Sitting down to chat after the (rest of the) screaming fans have gone, I ask their opinion of Oxford, Zac’s initial response, “This is Oxford? I thought we were at Hogwarts!” sparked a conversation about the architecture of the Union and the films that have been recorded in or inspired by the city. “Is this Rivendale? I love these windows, I want windows like this”.

Taylor focused more on actually giving the talk. “It’s great to come and sit and talk to people and try and actually convey a point that you feel passionate about and have people be thoughtful”. Zac added.  “Here people are actually supposed to act smart, and I think so much of our lives are spent acting like morons, it’s nice to spend a little time where people attempt to use their brains and ask good questions or act smart or sit up straight and listen instead of (puts on a dopey voice) ‘where’s my X box and beer I totally want to get pissed right now, that chick is so hot, let’s fuck that.’ Come on guys, let’s use our brains, let’s zip up our pants and have a civilised conversation about life.”

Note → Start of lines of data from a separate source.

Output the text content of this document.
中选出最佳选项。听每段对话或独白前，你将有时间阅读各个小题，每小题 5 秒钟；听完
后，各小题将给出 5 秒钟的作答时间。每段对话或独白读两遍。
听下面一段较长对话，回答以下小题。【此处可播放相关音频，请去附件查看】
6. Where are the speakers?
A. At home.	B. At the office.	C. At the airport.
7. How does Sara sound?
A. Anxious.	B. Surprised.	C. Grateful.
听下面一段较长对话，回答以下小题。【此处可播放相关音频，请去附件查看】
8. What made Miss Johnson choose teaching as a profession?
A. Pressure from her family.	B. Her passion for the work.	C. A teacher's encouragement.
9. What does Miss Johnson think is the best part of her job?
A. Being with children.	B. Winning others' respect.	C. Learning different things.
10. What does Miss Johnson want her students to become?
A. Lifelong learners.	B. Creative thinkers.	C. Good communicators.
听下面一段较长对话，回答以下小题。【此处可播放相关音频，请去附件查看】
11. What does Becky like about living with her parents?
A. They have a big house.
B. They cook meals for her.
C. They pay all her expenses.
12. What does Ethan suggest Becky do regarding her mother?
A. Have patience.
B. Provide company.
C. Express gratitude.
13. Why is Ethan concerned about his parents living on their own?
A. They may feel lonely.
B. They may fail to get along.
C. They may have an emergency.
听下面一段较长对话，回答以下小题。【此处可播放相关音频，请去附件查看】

The band came to Oxford part way through a five night UK tour which ended on Tuesday at London’s Indigo O2. This followed on from a five night, sell-out residency at King’s College London earlier in the year where they played each of their albums in full, one per night. Their success as a live band is owed not only to their skill as musicians and the lively nature of their shows but also to the dedication of their fan base. The brothers recount an event that happened in 1997 at the start of their fame where they had been due to do a signing at a music shop. They had expected a small crowd, maybe 50 people, but had arrived at the shopping centre to find that 8000 people had turned up to see them. They escaped with ripped t- shirts. Zac wasn’t so lucky during a fan encounter in 2003. “ I have a scar on my arm from where a girl grabbed on to me; I’m not going to sleep with you if you injure me”.

PHOTO/Ethan DormanE. Followwill

Maybe it’s because the band were so young when they shot to fame that they still have so many of the same fans. Girls who were in their early teens in the ‘90’s literally grew up with the band and are now in their late twenties and bringing friends and partners along to the shows. It is not unusual to find fans who’ve been to over twenty shows. But it’s not just girls that are Hanson fans. James Bishop and his friend Chris Douch, two hirsute gentlemen from Oxfordshire have been posting a video every day since February requesting that Hanson play at Bishop’s wedding.

“It’s an interesting development” says Taylor as Zac rolls his eyes at being asked about them yet again. “Here’s the thing,” adds Zac “it’s really cool and to be honest I think they’re really funny . The best thing about them is that they’re actually entertaining. We’ve watched some of their blogs and they’re funny and obviously they’ve shown a great amount of persistence.”  Taylor joins in: “In any other case it would just be creepy”. We all ponder what else could be done with that amount of persistence: nuclear fusion?

So, Hanson are not exactly what you might expect them to be.  Yes, one of them (Zac) still has long hair and yes, they still have screaming fans, but they are also running a successful business, doing what they love and having fun. Isn’t that what anyone wants?